As editor-in-chief of the European Heart Journal for more than a decade, Professor Thomas Lüscher led a team that sifted through 3,200 manuscripts from scientists and physicians each year. Only a fraction – those deemed “really new” and supported by “hard data” – would be selected for publication.
After stepping down as editor of the world’s leading journal for cardiovascular medicine, Lüscher delivered his verdict on one of the most frequently asked heart health research questions: Are wine, chocolate and coffee good or bad for you?
Writing in the European Heart Journal, Lüscher, consultant cardiologist and director of research, education and development at Royal Brompton and Harefield hospitals, says the answer is “more complex than a simple yes or no”.

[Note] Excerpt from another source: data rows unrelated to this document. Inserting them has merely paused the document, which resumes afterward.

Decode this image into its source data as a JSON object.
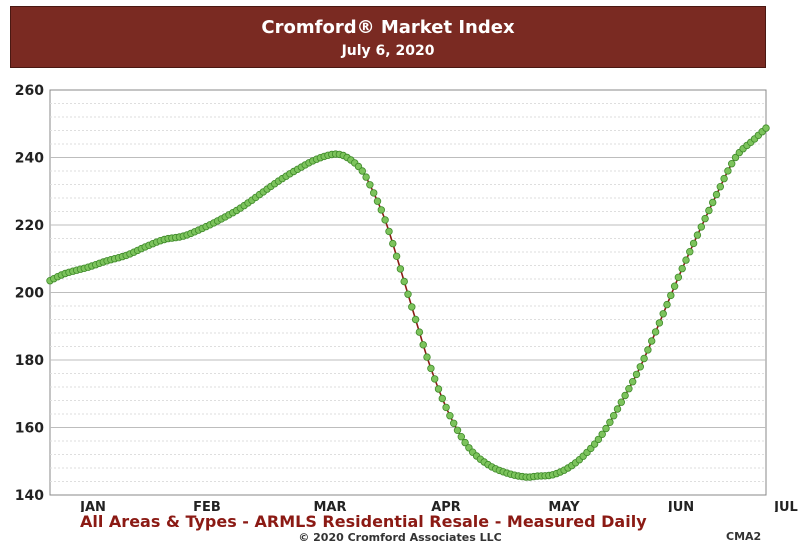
{
  "header": {
    "title": "Cromford® Market Index",
    "subtitle": "July 6, 2020"
  },
  "footer": {
    "description": "All Areas & Types - ARMLS Residential Resale - Measured Daily",
    "copyright": "© 2020 Cromford Associates LLC",
    "code": "CMA2"
  },
  "colors": {
    "header_bg": "#7a2a22",
    "marker_fill": "#7cc35c",
    "marker_stroke": "#3f8a2a",
    "line": "#8b1a14",
    "footer_text": "#8b1a14"
  },
  "chart_data": {
    "type": "line",
    "title": "Cromford® Market Index",
    "subtitle": "July 6, 2020",
    "xlabel": "",
    "ylabel": "",
    "ylim": [
      140,
      260
    ],
    "yticks": [
      140,
      160,
      180,
      200,
      220,
      240,
      260
    ],
    "xticks": [
      "JAN",
      "FEB",
      "MAR",
      "APR",
      "MAY",
      "JUN",
      "JUL"
    ],
    "x_range_days": [
      0,
      188
    ],
    "grid": true,
    "legend": "none",
    "series": [
      {
        "anchors_day": [
          0,
          3,
          6,
          10,
          15,
          20,
          25,
          30,
          35,
          40,
          45,
          50,
          55,
          60,
          65,
          70,
          75,
          78,
          82,
          85,
          88,
          92,
          96,
          100,
          105,
          110,
          115,
          120,
          125,
          128,
          132,
          136,
          140,
          145,
          150,
          155,
          160,
          165,
          170,
          175,
          180,
          185,
          188
        ],
        "anchors_value": [
          203.5,
          205.2,
          206.3,
          207.5,
          209.4,
          211.0,
          213.5,
          215.7,
          216.7,
          219.0,
          221.8,
          225.0,
          229.0,
          233.0,
          236.5,
          239.5,
          241.0,
          240.0,
          236.0,
          229.5,
          221.5,
          207.0,
          192.0,
          177.5,
          163.5,
          154.0,
          149.0,
          146.5,
          145.3,
          145.6,
          146.0,
          148.0,
          151.5,
          158.0,
          167.5,
          178.0,
          191.0,
          204.5,
          217.0,
          229.0,
          240.0,
          245.5,
          248.7
        ]
      }
    ]
  }
}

Lüscher also cautions that the evidence must be taken “seriously”, given the large number of people around the world who regularly enjoy a cup of coffee, a glass of wine or a piece of chocolate. He suggests that there are pros and cons to each of them, and these may differ depending on how often and how much each is consumed, as well as by whom.
“Are wine, chocolate, coffee forbidden joys? Well, wine is truly a joy but neutral at best when consumed in moderation. Chocolate is a joy for our CV [cardiovascular] system, if consumed in a dark and bitter form. What about the coffee? It wakes us up, less if you drink it regularly, and at this dose of up to four cups a day, it might even be protective.

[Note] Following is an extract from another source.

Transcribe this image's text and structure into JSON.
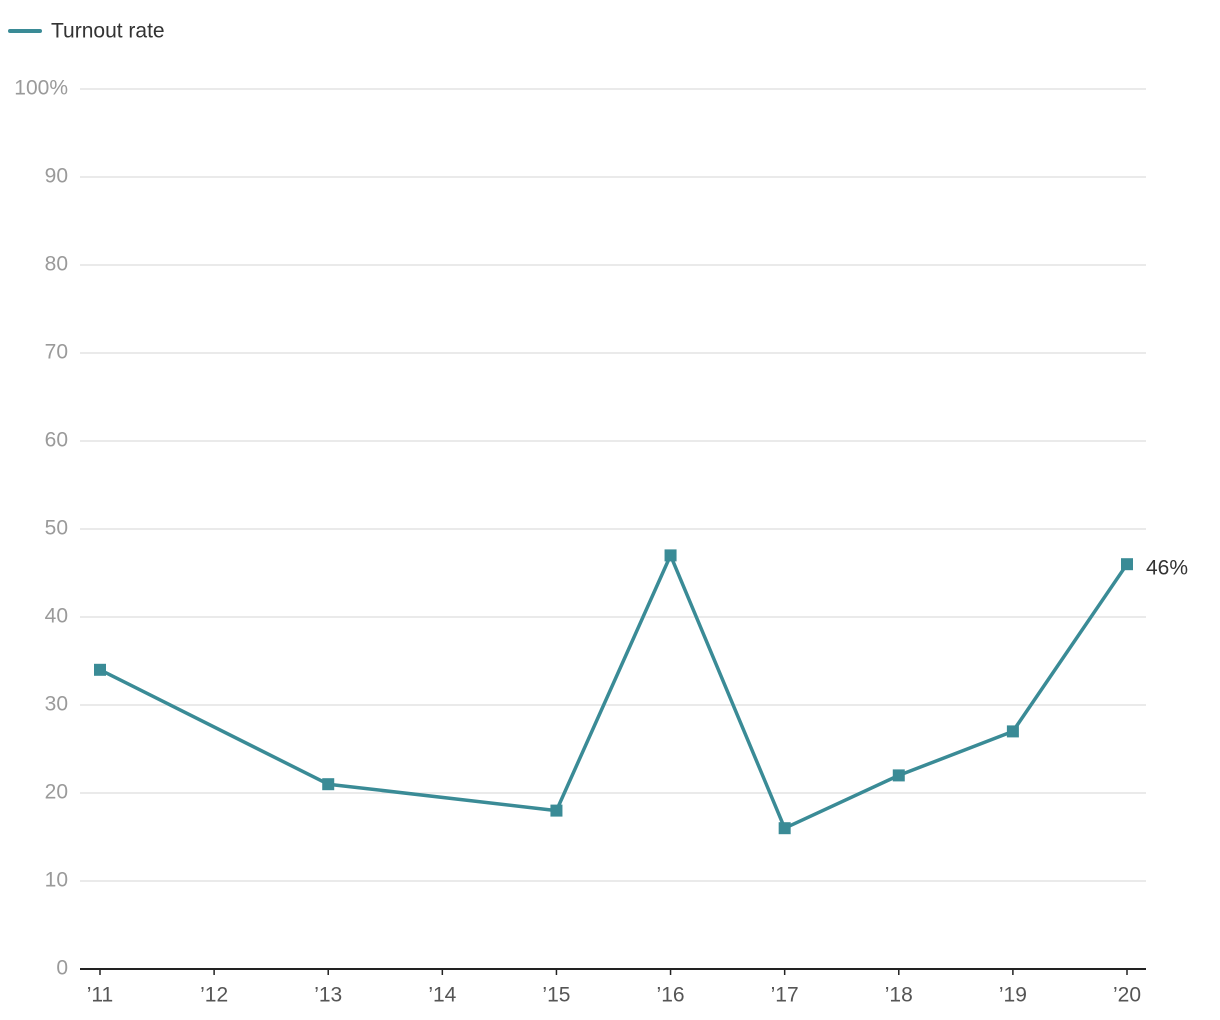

Speaking to the Guardian about his article, Lüscher, who has himself published extensively with over 500 research papers, over 200 reviews and book chapters on cardiovascular medicine, said despite the keen interest in the merits or not of coffee, wine and chocolate for health, there is much still unknown.
“The optimal dose of chocolate, ie dark and bitter chocolate, is not known because it has not been properly studied. The most beneficial ingredient in chocolate was the flavanols, he said, which can boost heart function and reduce inflammation. But he added: “It’s important that chocolate is low in sugar and fat, which is obviously unhealthy. In particular, white chocolate is not at all healthy.

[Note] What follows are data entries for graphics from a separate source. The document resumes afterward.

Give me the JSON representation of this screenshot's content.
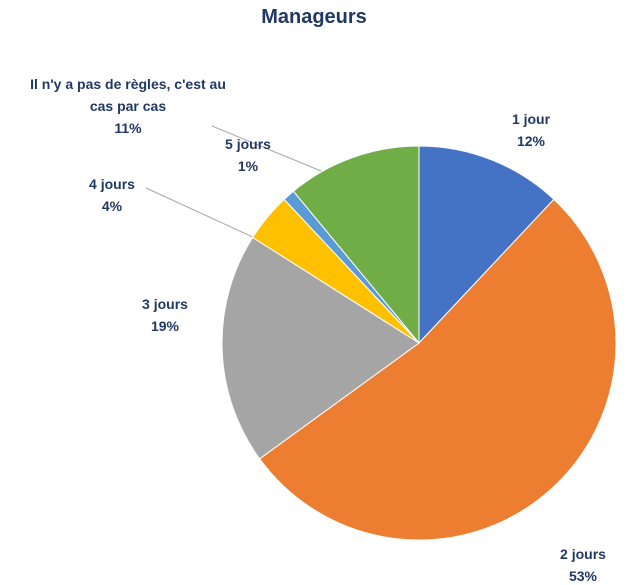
{
  "chart_data": {
    "type": "pie",
    "title": "Manageurs",
    "categories": [
      "1 jour",
      "2 jours",
      "3 jours",
      "4 jours",
      "5 jours",
      "Il n'y a pas de règles, c'est au cas par cas"
    ],
    "values": [
      12,
      53,
      19,
      4,
      1,
      11
    ],
    "value_labels": [
      "12%",
      "53%",
      "19%",
      "4%",
      "1%",
      "11%"
    ],
    "colors": [
      "#4472c4",
      "#ed7d31",
      "#a5a5a5",
      "#ffc000",
      "#5b9bd5",
      "#70ad47"
    ]
  }
}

Lüscher warned that while years ago chocolate was considered a “rare joy”, its easy availability today had contributed to an “obesity epidemic”. He added, “I myself am not a chocolate eater, but I get it from patients quite often. “
Lüscher drinks several espressos a day and while he likes “good red wine” very much, he has recently reduced his consumption and now mainly enjoys one or two glasses on weekends.
Professor Tim Chico, professor of cardiovascular medicine and honorary consultant cardiologist at the University of Sheffield, said he agreed with Lüscher “that the evidence suggests that coffee and chocolate are associated with a slightly lower risk of heart disease, unlike alcohol “.
Professor Paul Leeson, professor of cardiovascular medicine at the University of Oxford, said: “When I see patients in a cardiology clinic, they often assume that wine, chocolate and coffee are going to be bad for them. There is obvious relief when you tell them it might not be. This article by a respected European senior cardiologist presents a very balanced and evidence-based assessment of the associations between these three elements of life and heart disease.
Tracy Parker, senior dietitian at the British Heart Foundation, said: “To keep your heart healthy, what really matters is a healthy lifestyle rather than the amount of coffee, chocolate or alcohol you have. you consume. This means getting regular exercise, quitting smoking, and eating well.
“When it comes to our diet, it’s the balance of your entire diet that has the most impact. Try to eat more of the good things like fruits and vegetables as well as whole grains, beans, nuts and seeds, and less of foods high in salt, sugar and saturated fat like cakes, cookies and vegetables. sweets.